Sculptures of fragile young figures fill the room, and they often serve as the protagonists in Iles’ paintings, as well. She is looking at the social disruption that contemporary teenagers confront, their body language serving as clues to their possible responses in a range of unsettling situations. Many wear hoodies to conceal their fragile identities. Some turn their back to the viewer, not yet ready to face the challenges that the adult world will present. As Iles says in her artist statement, “The world of youth on the cusp of adolescence is a closed and inaccessible environment of mysterious rituals, customs and codes of behaviour that are unintelligible to outsiders. Sculptural elements have been added which work in tandem with, and react to the paintings, creating a physical void between the subjects and the object of their desire and repulsion. The figures stand tentatively on the cusp of awareness of their potential and the abyss of the adult prerogative.”
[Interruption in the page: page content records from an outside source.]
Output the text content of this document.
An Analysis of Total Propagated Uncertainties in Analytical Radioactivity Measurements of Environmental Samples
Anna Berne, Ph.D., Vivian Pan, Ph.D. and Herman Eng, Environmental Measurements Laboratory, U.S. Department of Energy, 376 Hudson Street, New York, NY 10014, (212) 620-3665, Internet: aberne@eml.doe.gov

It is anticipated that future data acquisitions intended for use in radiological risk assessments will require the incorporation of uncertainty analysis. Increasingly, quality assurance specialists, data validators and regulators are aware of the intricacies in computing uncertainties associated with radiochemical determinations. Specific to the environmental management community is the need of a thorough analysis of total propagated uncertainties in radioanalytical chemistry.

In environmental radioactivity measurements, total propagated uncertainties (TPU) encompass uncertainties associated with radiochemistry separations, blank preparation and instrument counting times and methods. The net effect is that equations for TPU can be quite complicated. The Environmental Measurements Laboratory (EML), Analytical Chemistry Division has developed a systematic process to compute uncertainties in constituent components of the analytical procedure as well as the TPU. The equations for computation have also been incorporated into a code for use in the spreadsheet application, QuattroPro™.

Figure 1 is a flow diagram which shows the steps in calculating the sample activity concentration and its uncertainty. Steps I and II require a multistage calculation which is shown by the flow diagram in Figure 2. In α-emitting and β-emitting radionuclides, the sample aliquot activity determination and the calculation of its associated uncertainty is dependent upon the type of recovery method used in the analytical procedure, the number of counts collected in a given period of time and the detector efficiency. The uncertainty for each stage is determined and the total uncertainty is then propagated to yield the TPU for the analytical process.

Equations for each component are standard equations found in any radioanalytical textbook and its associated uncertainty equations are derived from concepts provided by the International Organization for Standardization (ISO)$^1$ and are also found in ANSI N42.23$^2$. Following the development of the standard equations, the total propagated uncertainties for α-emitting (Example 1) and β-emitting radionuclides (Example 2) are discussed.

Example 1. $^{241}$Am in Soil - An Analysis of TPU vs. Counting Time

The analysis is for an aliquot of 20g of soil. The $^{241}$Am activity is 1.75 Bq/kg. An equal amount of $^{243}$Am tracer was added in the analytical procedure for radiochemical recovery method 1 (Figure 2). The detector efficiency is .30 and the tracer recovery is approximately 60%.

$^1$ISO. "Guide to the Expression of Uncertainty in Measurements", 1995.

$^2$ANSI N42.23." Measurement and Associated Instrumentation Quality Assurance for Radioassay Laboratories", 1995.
This exhibition is not for the frail of heart. As painter, her work is in the spirit of Peter Doig, or Daniel Richter, with her unique combinations of figures and paintings providing a lot of physical and emotional space for the viewer to decipher her layered meanings. It is a brave show with a strong message about environmental issues, as well as the challenges that every generation faces as they emerge to define the world differently than the previous one. Taken at her word, Iles projects an optimistic note in the face of numerous environmental challenges. For the artist’s youthful subjects, expectations seem to be running high. The exhibition, “You can only get there from here” poses a hopeful message, where traces of a new morality, founded on notions of a fresh moral code that respects and supports all living things. The exhibition poses the uneasy dilemma, challenging every new generation—that is, how to respond to an oft-repeated and cynical message from the adult world: That’s not how we do things here.